The tentative general rule that I take from all of this: holding onto a spiritual–intellectual tradition in the modern world is at very least an extremely difficult task, and possibly even an impossible one. For while individuals are arguably capable of the balancing act between the specific expressions of truth and the truth itself, it is less clear that institutions can find this same balance. Instead, we seem to have the options of narrowness on one side, and on the other–in the modern university– an incoherent smorgasbord based upon an ethos of limitless domination. While I of course appreciate the first of these much more than the latter–a limited approach to the truth is still the truth, while a lie is always a lie (or to be fairer, a hodge-podge of truth and lies is just a confused mess)– I also recognize the limitations. Reacting to modernity seems to help push traditional expressions of truth into confessional cul-de-sacs, which while understandable are nonetheless unfortunate.

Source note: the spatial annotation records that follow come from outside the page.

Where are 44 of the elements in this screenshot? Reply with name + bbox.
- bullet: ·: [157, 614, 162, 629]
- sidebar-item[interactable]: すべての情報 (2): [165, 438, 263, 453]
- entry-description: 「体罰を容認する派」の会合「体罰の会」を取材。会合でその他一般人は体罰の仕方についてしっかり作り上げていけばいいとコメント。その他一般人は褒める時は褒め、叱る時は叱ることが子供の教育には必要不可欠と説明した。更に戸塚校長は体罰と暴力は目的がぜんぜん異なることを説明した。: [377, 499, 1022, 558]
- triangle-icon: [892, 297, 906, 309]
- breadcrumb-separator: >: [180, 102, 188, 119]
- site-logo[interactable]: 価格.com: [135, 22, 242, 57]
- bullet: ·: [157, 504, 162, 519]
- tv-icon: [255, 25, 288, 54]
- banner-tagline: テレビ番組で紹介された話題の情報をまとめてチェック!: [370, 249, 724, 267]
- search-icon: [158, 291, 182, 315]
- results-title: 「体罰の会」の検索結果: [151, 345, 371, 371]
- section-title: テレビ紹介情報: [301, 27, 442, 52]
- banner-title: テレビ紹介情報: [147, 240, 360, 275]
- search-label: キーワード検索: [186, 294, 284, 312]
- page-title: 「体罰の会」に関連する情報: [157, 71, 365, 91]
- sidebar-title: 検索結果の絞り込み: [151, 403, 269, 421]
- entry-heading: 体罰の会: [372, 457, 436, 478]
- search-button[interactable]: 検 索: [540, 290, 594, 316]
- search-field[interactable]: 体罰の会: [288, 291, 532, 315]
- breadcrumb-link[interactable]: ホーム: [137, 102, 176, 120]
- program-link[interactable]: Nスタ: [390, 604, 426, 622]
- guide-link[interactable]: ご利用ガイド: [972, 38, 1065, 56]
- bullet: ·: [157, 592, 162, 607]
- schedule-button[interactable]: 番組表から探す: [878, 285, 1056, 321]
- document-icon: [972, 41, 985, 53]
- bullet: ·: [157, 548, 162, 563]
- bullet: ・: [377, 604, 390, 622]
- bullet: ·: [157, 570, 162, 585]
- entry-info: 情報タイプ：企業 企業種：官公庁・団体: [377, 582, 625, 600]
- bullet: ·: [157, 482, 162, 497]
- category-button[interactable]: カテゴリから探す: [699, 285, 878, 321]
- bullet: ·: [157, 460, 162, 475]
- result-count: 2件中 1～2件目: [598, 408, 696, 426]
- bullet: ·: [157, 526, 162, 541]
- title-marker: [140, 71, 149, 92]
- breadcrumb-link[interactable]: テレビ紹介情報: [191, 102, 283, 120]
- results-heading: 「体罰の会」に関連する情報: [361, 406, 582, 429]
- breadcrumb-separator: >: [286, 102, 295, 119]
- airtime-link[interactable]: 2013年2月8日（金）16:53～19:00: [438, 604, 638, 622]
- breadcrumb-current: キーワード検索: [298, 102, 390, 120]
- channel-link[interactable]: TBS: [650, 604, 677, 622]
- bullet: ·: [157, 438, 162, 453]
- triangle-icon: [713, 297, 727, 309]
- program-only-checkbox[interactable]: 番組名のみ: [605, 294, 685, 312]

One last caveat: I do believe that there are ways of reading and reflecting on premodern texts that both respects them but sees them as part of a larger whole. In an earlier post, I suggested that reading Thomas Aquinas in a more meditative way allows us to appreciate scholastic theology in a way that transcends the narrowly philosophical. I believe this is true; but it also seems as if in part the pressures of modern thought push premodern adherents into defining their beliefs in narrower ways than they otherwise might. But from another and deeper perspective, perhaps there are other realities at work as well. For example perhaps a Hindu might see this devolution as a sign of the kali yuga, or a Muslim as simply a reflection of that hadith that states “he who breaks one tenth of the law at the beginning of the revelation will be condemned; he who keeps one tenth at the end will be saved.”

Religions exist within time, even for those of us who believe that the timeless, or that eternity and the eternal, exists. This, as Newman’s essay on the development of doctrine, can be something positive. It can also lead to ossification, paralysis, and an inertial dependence upon tradition as a dead weight even as it is also a fountain of life and truth.